The game of chess is the most widely-studied domain in the history of artificial intelligence. The strongest programs are based on a combination of sophisticated search techniques, domain-specific adaptations, and handcrafted evaluation functions that have been refined by human experts over several decades. In contrast, the AlphaGo Zero program recently achieved superhuman performance in the game of Go, by tabula rasa reinforcement learning from games of self-play. In this paper, we generalise this approach into a single AlphaZero algorithm that can achieve, tabula rasa, superhuman performance in many challenging domains. Starting from random play, and given no domain knowledge except the game rules, AlphaZero achieved within 24 hours a superhuman level of play in the games of chess and shogi (Japanese chess) as well as Go, and convincingly defeated a world-champion program in each case.

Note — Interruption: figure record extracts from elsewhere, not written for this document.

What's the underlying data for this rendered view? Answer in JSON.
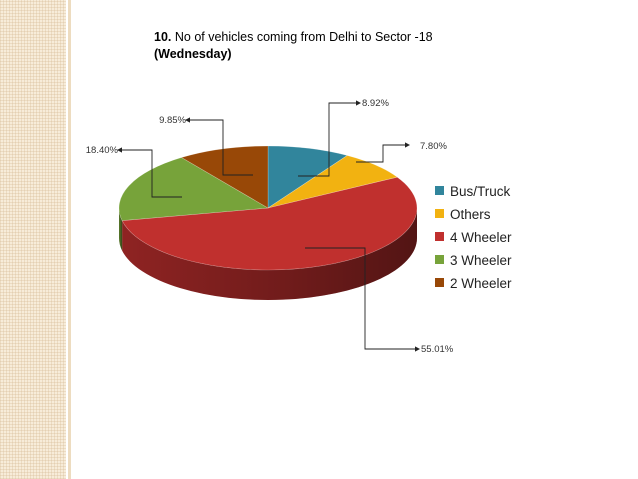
{
  "title": {
    "number": "10.",
    "text": " No of vehicles coming from Delhi to Sector -18",
    "line2": "(Wednesday)"
  },
  "chart_data": {
    "type": "pie",
    "title": "10. No of vehicles coming from Delhi to Sector -18 (Wednesday)",
    "legend_position": "right",
    "slices": [
      {
        "name": "Bus/Truck",
        "value": 8.92,
        "label": "8.92%",
        "color": "#31859c"
      },
      {
        "name": "Others",
        "value": 7.8,
        "label": "7.80%",
        "color": "#f2b211"
      },
      {
        "name": "4 Wheeler",
        "value": 55.01,
        "label": "55.01%",
        "color": "#c0302e"
      },
      {
        "name": "3 Wheeler",
        "value": 18.4,
        "label": "18.40%",
        "color": "#77a33a"
      },
      {
        "name": "2 Wheeler",
        "value": 9.85,
        "label": "9.85%",
        "color": "#984807"
      }
    ]
  }
}
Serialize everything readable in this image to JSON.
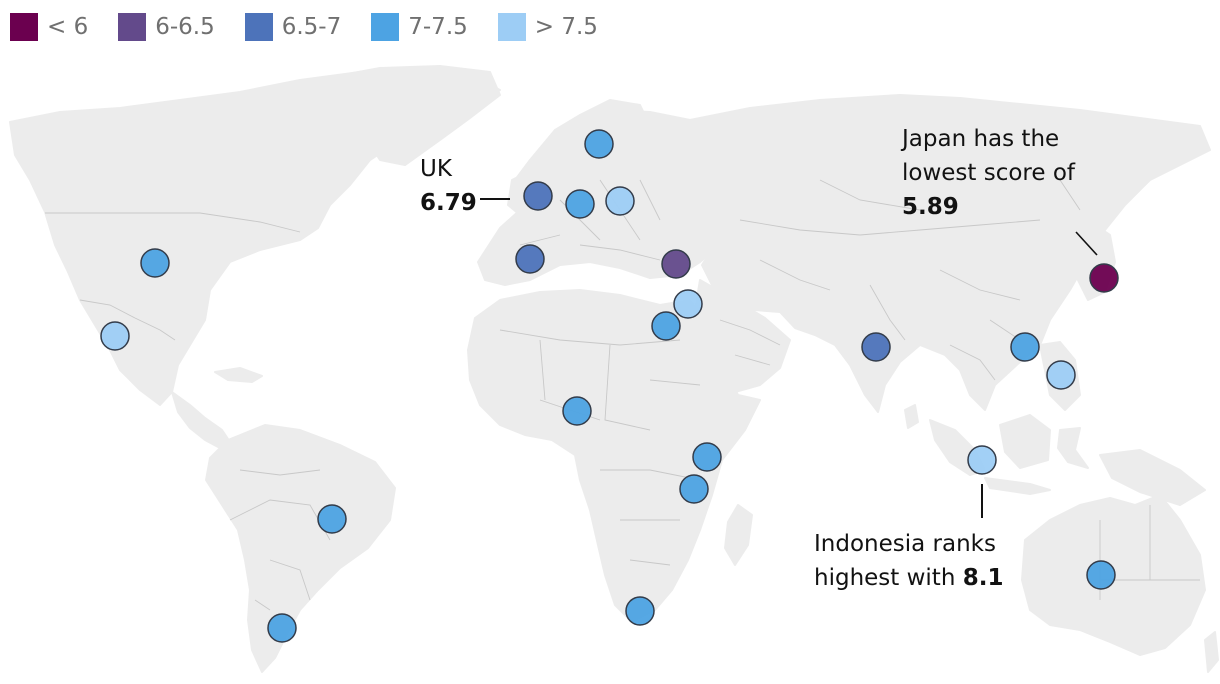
{
  "legend": [
    {
      "label": "< 6",
      "color": "#6b004f"
    },
    {
      "label": "6-6.5",
      "color": "#634a8b"
    },
    {
      "label": "6.5-7",
      "color": "#4d73ba"
    },
    {
      "label": "7-7.5",
      "color": "#4da3e3"
    },
    {
      "label": "> 7.5",
      "color": "#9dcdf5"
    }
  ],
  "annotations": {
    "uk": {
      "line1": "UK",
      "value": "6.79"
    },
    "japan": {
      "line1": "Japan has the",
      "line2": "lowest score of",
      "value": "5.89"
    },
    "indonesia": {
      "line1": "Indonesia ranks",
      "line2": "highest with",
      "value": "8.1"
    }
  },
  "dots": [
    {
      "name": "uk",
      "category": "6.5-7"
    },
    {
      "name": "france",
      "category": "7-7.5"
    },
    {
      "name": "sweden",
      "category": "7-7.5"
    },
    {
      "name": "poland",
      "category": "> 7.5"
    },
    {
      "name": "spain",
      "category": "6.5-7"
    },
    {
      "name": "turkey",
      "category": "6-6.5"
    },
    {
      "name": "lebanon-israel",
      "category": "> 7.5"
    },
    {
      "name": "egypt",
      "category": "7-7.5"
    },
    {
      "name": "nigeria",
      "category": "7-7.5"
    },
    {
      "name": "kenya",
      "category": "7-7.5"
    },
    {
      "name": "tanzania",
      "category": "7-7.5"
    },
    {
      "name": "south-africa",
      "category": "7-7.5"
    },
    {
      "name": "usa",
      "category": "7-7.5"
    },
    {
      "name": "mexico",
      "category": "> 7.5"
    },
    {
      "name": "brazil",
      "category": "7-7.5"
    },
    {
      "name": "argentina",
      "category": "7-7.5"
    },
    {
      "name": "india",
      "category": "6.5-7"
    },
    {
      "name": "china-hongkong",
      "category": "7-7.5"
    },
    {
      "name": "philippines",
      "category": "> 7.5"
    },
    {
      "name": "japan",
      "category": "< 6"
    },
    {
      "name": "indonesia",
      "category": "> 7.5"
    },
    {
      "name": "australia",
      "category": "7-7.5"
    }
  ]
}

2016!Stockfish, the product of a decade’s worth of iterative development by bright humans, was at around Elo 3300, and yet AlphaZero blasted it with 28 wins, 72 draws, and zero losses out of 100 games after just 4 hours of playing itself.
But no surprise there, this is a walk in the park relative to go.
It’s plausible that AlphaZero is converging to “perfect” play in chess, which some have speculated as an Elo rating of as low as 3600.
It also independently discovered the major chess openings. Curiously, towards the end of its run, its favorite openings were the A10 English Opening (c4 e5 g3 d5 cxd5 Nf6 Bg2 Nxd5 Nf3) and the D06 Queen’s Defense (d4 d5 c4 c6 Nc3 Nf6 Nf3 a6 g3 c4 a4). In contrast, it displayed scant interest in the Sicilian Defense – an opening beloved of by many grandmasters – and when it did, it tended to perform relatively poorly. As the cold analytical eyes of AI get applied to more and more spheres, we will see the overturning of much “conventional wisdom.”